PerformanceThere are several factors that affect the performance of an EBS volume, such as instance size, I/O configuration, and your workload. It is important that you also consider the following points to ensure your EBS volume’s performance.
- Use EBS Optimized Instances. EBS optimized instances have a dedicated throughput between EBS and your EC2 instance, the reason being that in these instance types, the network traffic is kept separate from EBS traffic. Since we know that EBS is a storage over network (though in same availability zone), the EC2 instance uses the same channel for both Internet and EBS storage traffic. With an EBS optimized instance, the traffic will have two separate channels and EBS will have a dedicated throughput with EC2. This results in much improved performance. There are a few instance types (C3,R3,M3) that do support enabling the EBS optimized option. Some EBS volumes have this enabled by default (M4,C4,D2). Use these instance types for better performance.

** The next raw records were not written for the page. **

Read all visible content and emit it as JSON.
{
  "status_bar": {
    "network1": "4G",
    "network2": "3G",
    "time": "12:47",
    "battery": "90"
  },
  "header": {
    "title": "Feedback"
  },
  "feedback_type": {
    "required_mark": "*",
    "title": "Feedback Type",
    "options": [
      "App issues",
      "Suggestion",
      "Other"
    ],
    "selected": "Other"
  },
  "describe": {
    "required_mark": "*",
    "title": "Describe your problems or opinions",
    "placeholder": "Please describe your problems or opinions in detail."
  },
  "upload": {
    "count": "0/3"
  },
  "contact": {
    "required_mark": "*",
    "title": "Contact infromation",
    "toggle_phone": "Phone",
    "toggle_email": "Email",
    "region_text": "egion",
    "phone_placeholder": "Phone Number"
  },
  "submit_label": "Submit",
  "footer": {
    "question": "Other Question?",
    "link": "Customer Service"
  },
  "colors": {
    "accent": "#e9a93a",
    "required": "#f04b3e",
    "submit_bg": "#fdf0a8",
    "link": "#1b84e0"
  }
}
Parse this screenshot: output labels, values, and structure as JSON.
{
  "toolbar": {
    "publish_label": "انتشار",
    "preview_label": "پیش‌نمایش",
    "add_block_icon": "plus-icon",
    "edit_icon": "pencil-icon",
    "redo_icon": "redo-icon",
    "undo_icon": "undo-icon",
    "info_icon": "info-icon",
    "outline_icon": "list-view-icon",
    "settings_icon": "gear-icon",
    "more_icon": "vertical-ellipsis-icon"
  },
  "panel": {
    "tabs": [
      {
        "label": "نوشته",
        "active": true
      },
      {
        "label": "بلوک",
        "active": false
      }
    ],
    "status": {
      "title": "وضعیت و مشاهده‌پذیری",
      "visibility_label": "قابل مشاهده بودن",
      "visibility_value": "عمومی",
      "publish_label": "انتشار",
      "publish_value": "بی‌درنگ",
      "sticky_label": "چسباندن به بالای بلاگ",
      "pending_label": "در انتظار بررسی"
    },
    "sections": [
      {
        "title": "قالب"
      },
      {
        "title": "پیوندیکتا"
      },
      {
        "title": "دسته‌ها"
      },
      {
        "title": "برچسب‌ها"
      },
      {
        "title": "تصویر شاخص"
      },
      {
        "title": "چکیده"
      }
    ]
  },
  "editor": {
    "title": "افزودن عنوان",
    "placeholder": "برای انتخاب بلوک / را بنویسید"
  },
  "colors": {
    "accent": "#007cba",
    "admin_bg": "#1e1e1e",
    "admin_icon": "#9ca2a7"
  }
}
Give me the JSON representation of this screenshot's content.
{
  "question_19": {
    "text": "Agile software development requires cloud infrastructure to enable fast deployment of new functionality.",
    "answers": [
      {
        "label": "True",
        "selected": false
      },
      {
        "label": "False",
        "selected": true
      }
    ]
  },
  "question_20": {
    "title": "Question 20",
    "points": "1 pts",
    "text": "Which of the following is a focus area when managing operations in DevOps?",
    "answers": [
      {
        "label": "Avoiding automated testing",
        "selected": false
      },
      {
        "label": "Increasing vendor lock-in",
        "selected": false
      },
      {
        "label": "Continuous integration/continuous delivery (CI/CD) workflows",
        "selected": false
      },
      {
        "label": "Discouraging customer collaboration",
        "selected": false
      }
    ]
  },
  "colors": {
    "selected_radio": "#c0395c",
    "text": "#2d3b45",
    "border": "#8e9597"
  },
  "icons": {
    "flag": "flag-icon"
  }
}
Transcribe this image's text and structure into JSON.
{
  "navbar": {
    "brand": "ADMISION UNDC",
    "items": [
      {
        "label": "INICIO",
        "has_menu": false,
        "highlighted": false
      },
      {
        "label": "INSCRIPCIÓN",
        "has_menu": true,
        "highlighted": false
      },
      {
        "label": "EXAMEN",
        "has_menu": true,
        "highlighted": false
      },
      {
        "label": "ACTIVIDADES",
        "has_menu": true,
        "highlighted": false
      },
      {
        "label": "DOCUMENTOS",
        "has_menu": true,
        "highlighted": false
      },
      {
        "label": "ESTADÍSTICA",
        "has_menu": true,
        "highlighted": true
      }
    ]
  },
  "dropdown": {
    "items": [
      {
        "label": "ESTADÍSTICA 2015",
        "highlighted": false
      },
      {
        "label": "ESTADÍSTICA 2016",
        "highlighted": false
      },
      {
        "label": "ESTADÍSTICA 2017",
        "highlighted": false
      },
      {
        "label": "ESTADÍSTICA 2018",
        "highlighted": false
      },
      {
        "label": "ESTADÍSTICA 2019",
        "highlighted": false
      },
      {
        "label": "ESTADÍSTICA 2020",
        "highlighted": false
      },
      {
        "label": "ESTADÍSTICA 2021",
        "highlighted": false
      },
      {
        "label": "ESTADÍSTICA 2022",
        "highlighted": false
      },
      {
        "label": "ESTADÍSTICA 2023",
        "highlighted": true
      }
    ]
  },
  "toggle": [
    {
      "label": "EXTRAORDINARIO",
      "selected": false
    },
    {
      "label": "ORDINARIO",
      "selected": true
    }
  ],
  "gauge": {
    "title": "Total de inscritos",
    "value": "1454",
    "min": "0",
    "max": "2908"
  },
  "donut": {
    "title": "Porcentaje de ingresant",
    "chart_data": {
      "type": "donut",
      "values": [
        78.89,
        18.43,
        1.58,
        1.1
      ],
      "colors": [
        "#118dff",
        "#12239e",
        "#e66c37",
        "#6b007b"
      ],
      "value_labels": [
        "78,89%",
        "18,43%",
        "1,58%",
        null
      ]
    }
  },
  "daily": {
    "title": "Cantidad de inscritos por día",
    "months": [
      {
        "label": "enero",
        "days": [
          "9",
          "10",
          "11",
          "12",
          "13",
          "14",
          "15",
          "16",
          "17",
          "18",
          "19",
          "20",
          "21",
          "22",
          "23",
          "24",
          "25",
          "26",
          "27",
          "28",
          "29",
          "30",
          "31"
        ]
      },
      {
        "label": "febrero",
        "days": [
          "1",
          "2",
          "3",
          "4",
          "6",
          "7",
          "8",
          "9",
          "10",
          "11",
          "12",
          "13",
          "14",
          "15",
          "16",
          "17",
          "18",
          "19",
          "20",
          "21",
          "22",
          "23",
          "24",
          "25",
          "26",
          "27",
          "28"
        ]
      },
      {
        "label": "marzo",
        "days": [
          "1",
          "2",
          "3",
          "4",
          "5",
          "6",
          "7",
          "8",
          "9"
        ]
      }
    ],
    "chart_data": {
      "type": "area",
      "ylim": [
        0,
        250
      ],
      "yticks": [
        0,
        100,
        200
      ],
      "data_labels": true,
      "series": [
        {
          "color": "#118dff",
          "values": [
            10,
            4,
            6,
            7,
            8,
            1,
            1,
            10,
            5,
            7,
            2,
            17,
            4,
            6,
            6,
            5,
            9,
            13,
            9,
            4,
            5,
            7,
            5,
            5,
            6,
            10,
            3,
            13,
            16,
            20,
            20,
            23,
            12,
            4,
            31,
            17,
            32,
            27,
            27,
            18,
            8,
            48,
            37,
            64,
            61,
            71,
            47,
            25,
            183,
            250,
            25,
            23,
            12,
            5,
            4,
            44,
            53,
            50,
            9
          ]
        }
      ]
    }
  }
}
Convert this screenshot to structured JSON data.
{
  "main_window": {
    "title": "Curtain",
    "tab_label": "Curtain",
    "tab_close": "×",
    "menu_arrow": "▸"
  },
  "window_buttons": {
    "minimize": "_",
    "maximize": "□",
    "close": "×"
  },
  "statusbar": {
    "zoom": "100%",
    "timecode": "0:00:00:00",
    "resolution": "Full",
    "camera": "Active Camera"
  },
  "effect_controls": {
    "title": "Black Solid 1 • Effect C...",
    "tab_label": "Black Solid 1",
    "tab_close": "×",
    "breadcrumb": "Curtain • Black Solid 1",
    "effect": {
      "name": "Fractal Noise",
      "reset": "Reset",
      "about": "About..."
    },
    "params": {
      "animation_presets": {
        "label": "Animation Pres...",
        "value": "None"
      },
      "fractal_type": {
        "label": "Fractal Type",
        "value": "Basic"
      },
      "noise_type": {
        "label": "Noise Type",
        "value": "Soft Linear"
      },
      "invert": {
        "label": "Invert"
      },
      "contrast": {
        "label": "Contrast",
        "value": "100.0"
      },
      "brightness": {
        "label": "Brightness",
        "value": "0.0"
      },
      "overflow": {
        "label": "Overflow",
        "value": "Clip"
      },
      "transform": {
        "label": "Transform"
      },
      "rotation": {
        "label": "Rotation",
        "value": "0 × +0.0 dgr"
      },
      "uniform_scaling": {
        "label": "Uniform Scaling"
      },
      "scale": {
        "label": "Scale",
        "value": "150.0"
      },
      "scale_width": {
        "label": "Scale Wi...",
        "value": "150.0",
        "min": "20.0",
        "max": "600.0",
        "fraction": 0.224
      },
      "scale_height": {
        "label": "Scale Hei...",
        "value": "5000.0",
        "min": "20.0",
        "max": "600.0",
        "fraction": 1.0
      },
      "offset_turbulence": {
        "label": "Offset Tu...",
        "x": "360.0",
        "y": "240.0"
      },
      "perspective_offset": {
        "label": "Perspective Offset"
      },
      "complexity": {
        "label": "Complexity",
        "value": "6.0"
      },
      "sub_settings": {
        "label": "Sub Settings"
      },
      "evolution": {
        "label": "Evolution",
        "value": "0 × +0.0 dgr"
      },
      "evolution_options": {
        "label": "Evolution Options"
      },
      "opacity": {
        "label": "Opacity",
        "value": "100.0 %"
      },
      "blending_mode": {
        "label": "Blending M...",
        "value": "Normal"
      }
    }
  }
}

- The volume configuration also determines your EBS performance. We already know that PIOPS gives dedicated throughput, but if you are using a general purpose volume, then it offers 3 IOPS/GB of storage (with 100 IOPS as baseline). Thus, in this case, the larger the size of the general purpose volume, the better IOPS it can offer without incurring any additional cost of IOPS. For example, the 300 GB general purpose volume will give 900 IOPS.
- When considering HDD vs SSD volumes, you should choose according to your storage requirements and the costs. If the I/O operations are sequential and predictable, you might want to consider HDD. On the other hand, for random, high throughput activity, you should look at SSD to get your performance boost.
- Manage the queue length. Volume queue length is the number of pending I/Os for an EBS device. You should plan the queue based on the latency and I/O size. If your defined I/Os are not able to meet the required performance, the queue length will increase and that will affect EBS performance. AWS recommends a queue length of 1 for every 500 IOPS in SSD-backed storage. For HDD-backed storage, a queue length of 4 is recommended while performing 1MiB sequential I/Os.
- Always monitor your IO characteristics with CloudWatch and optimize your volume for future use. Learn how
- Pre-Warm your EBS volume. It is important to know that when you create an EBS volume from a snapshot and try to access each block of data for the first time, there might be a latencies. If your application demands better performance from first read, you should hit each block before putting this volume into production. This can be done by initializing EBS. It’s important to note that you will have to wait till the volume is completely restored which is not a preferable option on an outage scenario, for example, when looking for a quick recovery
- When you take a snapshot of an HDD-backed volume, its performance may drop while the snapshot is in progress. It is recommended that you schedule snapshots for off-peak hours if possible.